«Завтра с утра ожидается сильный туман. К середине дня с отдельными прояснениями…» Был Марееву такой прогноз, был. Туман действительно гуще некуда. Где они, обещанные прояснения?

— Ладно! — громко сказал Мареев, чтобы селектору было слышно. — Я его дома поймаю! Я его из-под земли достану! — и, не успев перестроиться, рявкнул тем же тоном, обернувшись к Люське: — Деньги есть?!

Мареев застыл столбом. И взгляд у него застыл. Такого эффекта он не ожидал.

Люська, страшно торопясь, жуткими рвущими движениями выворачивала сумочку, вытряхивая содержимое на стол. Глянула жертвой, как-то по-своему истолковала мареевский столбняк, кинулась к сейфу. На стол зашлепали пачечки, опоясанные бандеролькой:

— Вот! Все! Профсоюзные! Больше нет! Хоть убивайте, нет!

Мареев внушительно и внушающе повертел пальцем у виска.

Люська отреагировала — она, повторяя жест, поднесла руку к своему уху, коснулась серьги. Замерла. Всхлипнула и спешно стала выдирать перламутрово-розовые грозди.

Всему должен быть предел. Мареев оставил надежду побороть необоримое. Уж лучше посох и сума. Он подчеркнутым хватом выудил из кучки на стол десятку, подчеркнуто посмотрел ее на свет, подчеркнуто положил ее в нагрудный карман, похлопал по нему и подчеркнуто произнес:

— До получки. Сразу отдам.

— Что вы, что вы! Не надо!

У Люськи на тумбочке забебекал телефон. Означать это могло только одно — кто-то осторожненько набирал номер. Будучи внутри, в кабинете.

Да ну вас всех совсем! У Мареева вдруг зашевелились и забегали мурашки. Не снаружи, а внутри. Как перед дракой с очевидным неблагоприятным исходом.

— Чтобы проникнуть в институт, втереться в доверие, а потом захватить… Тс-с! Об этом — вслух!.. Да брось, все свои! — чего только краем уха не поймаешь в оголодавшей толпе.

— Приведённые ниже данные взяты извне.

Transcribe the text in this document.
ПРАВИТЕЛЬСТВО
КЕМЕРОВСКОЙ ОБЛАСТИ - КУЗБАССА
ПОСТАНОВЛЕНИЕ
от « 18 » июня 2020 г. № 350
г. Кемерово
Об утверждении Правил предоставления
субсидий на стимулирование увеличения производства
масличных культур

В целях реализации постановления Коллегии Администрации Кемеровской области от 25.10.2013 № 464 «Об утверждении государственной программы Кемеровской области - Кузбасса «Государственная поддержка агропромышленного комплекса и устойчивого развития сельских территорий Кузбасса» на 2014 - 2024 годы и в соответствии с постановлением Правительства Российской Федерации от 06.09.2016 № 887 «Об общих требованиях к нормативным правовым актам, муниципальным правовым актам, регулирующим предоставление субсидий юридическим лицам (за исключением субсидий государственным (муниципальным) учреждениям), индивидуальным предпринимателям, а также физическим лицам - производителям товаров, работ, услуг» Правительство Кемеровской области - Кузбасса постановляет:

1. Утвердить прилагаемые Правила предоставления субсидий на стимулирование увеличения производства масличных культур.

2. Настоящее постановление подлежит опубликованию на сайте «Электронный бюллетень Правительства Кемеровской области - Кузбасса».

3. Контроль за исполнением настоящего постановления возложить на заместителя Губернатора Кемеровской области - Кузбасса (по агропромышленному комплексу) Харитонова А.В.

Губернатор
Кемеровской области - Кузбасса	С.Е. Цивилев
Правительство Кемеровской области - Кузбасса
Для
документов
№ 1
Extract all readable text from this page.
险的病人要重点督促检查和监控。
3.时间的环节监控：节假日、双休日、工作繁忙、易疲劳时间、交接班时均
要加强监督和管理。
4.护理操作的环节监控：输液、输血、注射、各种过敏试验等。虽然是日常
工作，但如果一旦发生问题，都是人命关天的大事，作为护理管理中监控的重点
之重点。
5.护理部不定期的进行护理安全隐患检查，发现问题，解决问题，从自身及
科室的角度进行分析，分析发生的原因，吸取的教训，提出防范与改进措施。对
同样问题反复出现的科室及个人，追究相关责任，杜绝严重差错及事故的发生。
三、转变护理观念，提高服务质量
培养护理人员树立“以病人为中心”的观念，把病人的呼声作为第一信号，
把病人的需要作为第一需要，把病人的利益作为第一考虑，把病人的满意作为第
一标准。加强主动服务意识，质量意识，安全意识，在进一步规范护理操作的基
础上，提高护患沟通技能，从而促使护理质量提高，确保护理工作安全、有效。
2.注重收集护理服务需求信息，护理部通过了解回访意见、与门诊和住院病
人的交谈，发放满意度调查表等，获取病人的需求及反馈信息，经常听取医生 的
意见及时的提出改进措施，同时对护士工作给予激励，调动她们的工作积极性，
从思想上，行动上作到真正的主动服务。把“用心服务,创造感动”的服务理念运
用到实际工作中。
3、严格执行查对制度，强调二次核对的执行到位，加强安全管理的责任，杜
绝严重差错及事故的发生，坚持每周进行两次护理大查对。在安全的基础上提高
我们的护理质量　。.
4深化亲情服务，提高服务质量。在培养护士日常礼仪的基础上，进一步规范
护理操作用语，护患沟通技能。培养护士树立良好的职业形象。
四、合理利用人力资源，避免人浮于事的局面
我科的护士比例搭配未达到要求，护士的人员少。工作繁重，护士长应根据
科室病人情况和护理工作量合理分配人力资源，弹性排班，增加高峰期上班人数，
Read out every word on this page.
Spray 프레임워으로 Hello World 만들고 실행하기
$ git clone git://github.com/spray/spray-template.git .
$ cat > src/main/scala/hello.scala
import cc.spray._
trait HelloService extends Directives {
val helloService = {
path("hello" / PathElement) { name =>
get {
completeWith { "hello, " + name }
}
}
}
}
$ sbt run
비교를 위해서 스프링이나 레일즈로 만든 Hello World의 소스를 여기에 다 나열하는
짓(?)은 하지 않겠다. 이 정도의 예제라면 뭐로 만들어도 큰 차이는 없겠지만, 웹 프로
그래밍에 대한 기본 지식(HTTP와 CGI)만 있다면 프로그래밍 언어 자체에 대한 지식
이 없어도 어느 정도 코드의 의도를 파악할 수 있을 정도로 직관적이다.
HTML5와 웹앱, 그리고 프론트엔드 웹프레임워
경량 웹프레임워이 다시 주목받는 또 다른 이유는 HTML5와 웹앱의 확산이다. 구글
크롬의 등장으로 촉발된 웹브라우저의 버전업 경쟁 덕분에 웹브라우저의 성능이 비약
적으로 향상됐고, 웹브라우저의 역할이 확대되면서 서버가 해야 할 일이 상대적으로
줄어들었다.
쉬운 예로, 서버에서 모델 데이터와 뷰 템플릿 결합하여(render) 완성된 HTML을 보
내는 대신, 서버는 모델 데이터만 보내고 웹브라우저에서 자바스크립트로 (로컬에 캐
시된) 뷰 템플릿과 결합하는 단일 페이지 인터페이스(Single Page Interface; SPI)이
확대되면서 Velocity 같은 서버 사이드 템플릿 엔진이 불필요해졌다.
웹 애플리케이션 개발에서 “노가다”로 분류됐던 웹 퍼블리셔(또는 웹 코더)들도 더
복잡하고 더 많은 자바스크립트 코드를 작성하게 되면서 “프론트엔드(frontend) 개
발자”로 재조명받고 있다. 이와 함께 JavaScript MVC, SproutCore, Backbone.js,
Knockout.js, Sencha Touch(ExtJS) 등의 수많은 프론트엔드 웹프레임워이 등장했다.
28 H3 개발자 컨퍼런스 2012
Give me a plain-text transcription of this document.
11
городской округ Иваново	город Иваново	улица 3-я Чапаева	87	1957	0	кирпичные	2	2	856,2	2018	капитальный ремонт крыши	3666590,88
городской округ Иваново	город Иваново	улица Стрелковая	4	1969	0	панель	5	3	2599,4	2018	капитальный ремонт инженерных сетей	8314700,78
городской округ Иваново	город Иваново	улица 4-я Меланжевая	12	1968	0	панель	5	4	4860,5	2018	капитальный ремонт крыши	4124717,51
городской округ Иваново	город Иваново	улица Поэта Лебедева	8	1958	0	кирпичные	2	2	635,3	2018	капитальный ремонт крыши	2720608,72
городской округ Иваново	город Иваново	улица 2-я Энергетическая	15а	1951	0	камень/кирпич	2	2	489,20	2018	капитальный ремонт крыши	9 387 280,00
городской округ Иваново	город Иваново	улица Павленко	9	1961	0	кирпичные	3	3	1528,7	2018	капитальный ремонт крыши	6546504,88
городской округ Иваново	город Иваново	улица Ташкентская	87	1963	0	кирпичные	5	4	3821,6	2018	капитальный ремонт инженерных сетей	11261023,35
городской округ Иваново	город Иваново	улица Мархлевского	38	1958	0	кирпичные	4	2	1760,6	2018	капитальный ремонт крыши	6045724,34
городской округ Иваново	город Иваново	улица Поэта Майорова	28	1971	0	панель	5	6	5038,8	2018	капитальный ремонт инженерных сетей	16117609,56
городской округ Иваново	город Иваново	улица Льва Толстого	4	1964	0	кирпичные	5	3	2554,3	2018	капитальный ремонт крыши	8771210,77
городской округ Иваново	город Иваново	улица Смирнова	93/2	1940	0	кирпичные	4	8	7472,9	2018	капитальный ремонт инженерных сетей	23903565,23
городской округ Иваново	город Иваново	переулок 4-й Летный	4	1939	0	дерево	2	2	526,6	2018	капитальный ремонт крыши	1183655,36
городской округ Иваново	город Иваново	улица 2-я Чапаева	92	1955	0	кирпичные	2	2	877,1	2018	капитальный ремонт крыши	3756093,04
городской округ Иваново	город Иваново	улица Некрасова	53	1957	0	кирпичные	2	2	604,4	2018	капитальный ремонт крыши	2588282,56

Струнин, Кончушко, Шумскис уже впали в русло ленивой, ползучей очереди — слева раздача, справа никелированный трубчатый ограничитель. Обеденный перерыв. И все уже здесь. Ушли далеко вперед. Но Мареев сейчас нагонит их — и он сейчас все-о выяснит!

Он взял липкий поднос, помахал им, обращая внимание коллег на себя: на мою долю тоже возьмите! Обратил.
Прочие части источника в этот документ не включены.